With many, many thanks to Frederick Cheung, who without this would’ve been way more painful and time-consuming. My original question and our discussion can be found here.

At my new job we signed up with ZenDesk, which acts as our helpdesk/ticketing system for our clients who sign up to our site and buy our product. Because ZenDesk uses emails instead of plain ol’ usernames for authentication, Ruby chucked a fit when we tried doing stuff like:

class User < ActiveResource::Base
self.site = "http://ouremail@ourwebsite.com:ourpassword@ourplace.zendesk.com"
end

Ruby’s URI class just didn’t like that first @ sign in there! So Fred originally recommended we try to encode it, %40. That didn’t work. Then the next morning Fred suggests doing this:

class User < ActiveResource::Base
self.site = "http://ourplace.zendesk.com"

def (self.site).user
"ouremail@ourwebsite.com"
end

def (self.site).password
"ourpassword"
end

end

And ‘lo and behold the thing worked!

So for all you savvy kids using Rails’ ActiveResource and trying to make it play nice with ZenDesk, that’s how we did it.

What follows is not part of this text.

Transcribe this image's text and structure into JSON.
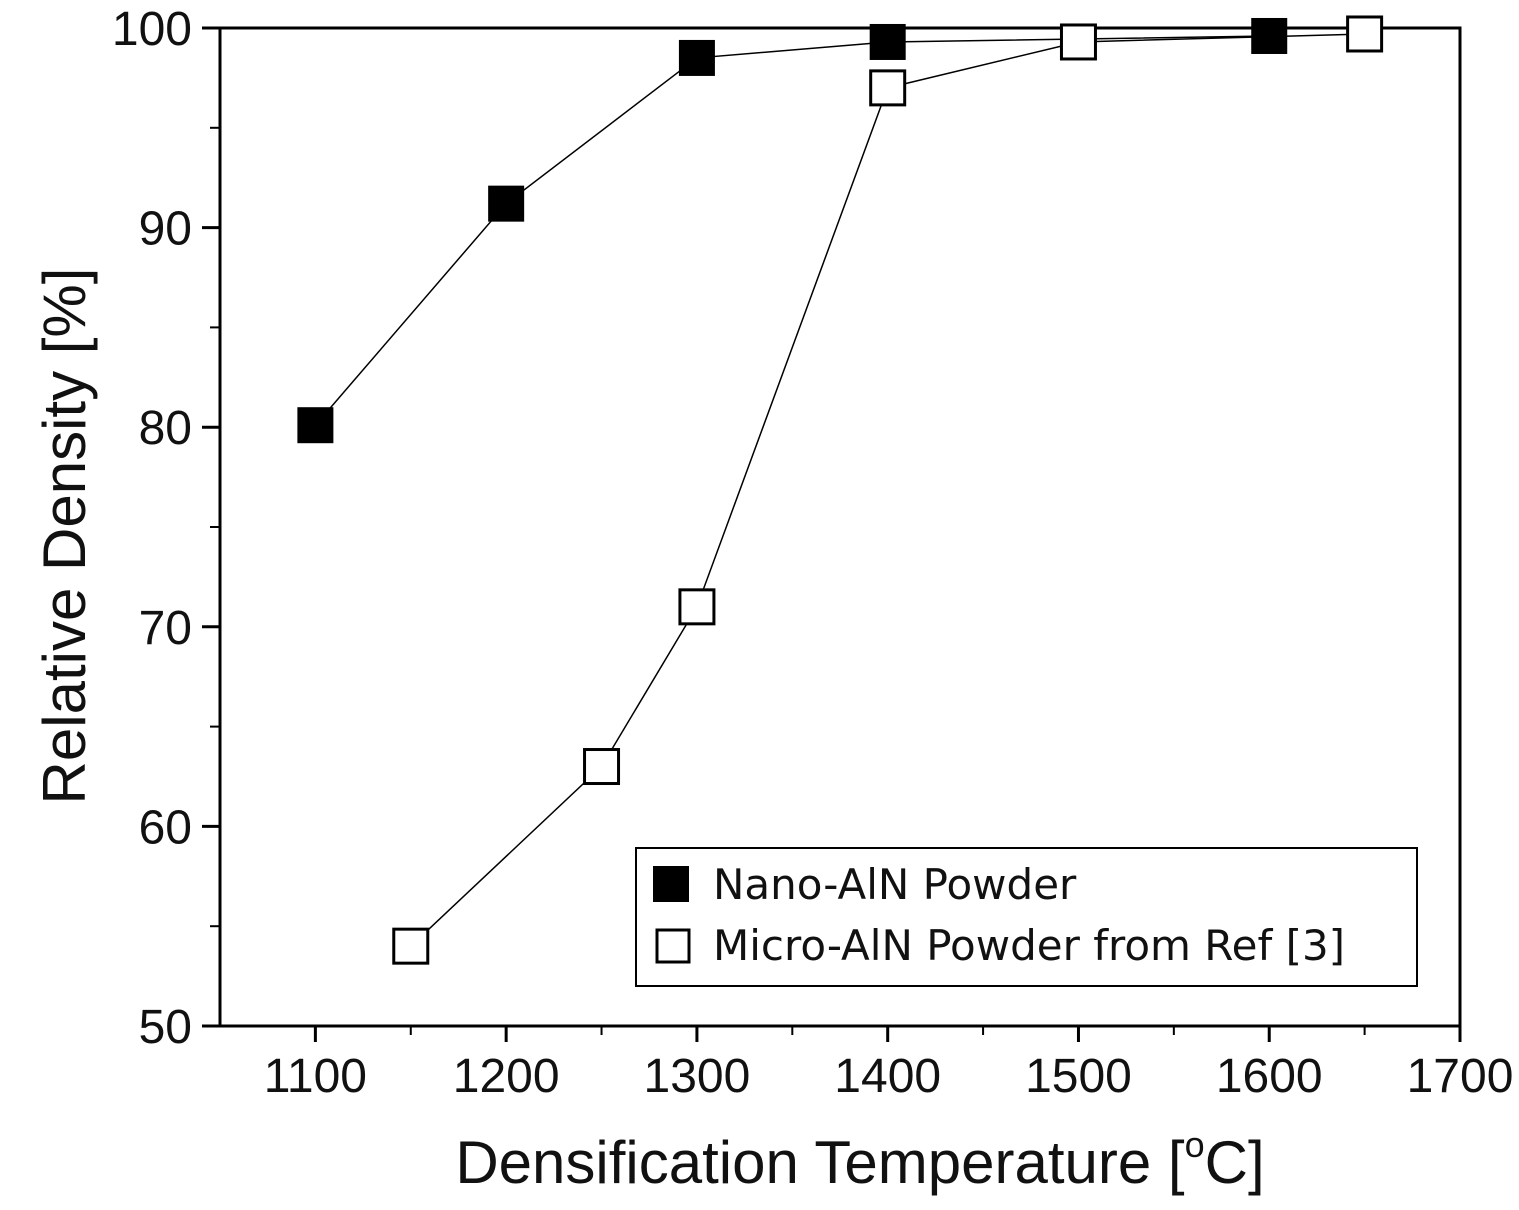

Then I went a little further with the refactoring and just made a ZenDesk model:

class ZenDesk < ActiveResource::Base

self.site = "http://ourplace.zendesk.com"

def (self.site).user
"ouremail@ourwebsite.com"
end

def (self.site).password
"ourpassword"
end

end
end

And then got the models I wanted to inherit from that.

class User < ZenDesk
end

Brilliant!

Also one more note. If you’re going through and testing out creating Organisations/Users in ZenDesk through ActiveResource, don’t forget to delete them as you go! It’s time-consuming clicking edit, and then the delete button for 50 odd objects… but of course you could do this:

for i in original_object_id..last_object_id
User.find(i).destroy
end

Which, if you did it, say, all in the same day like I did, should delete all the users within that range.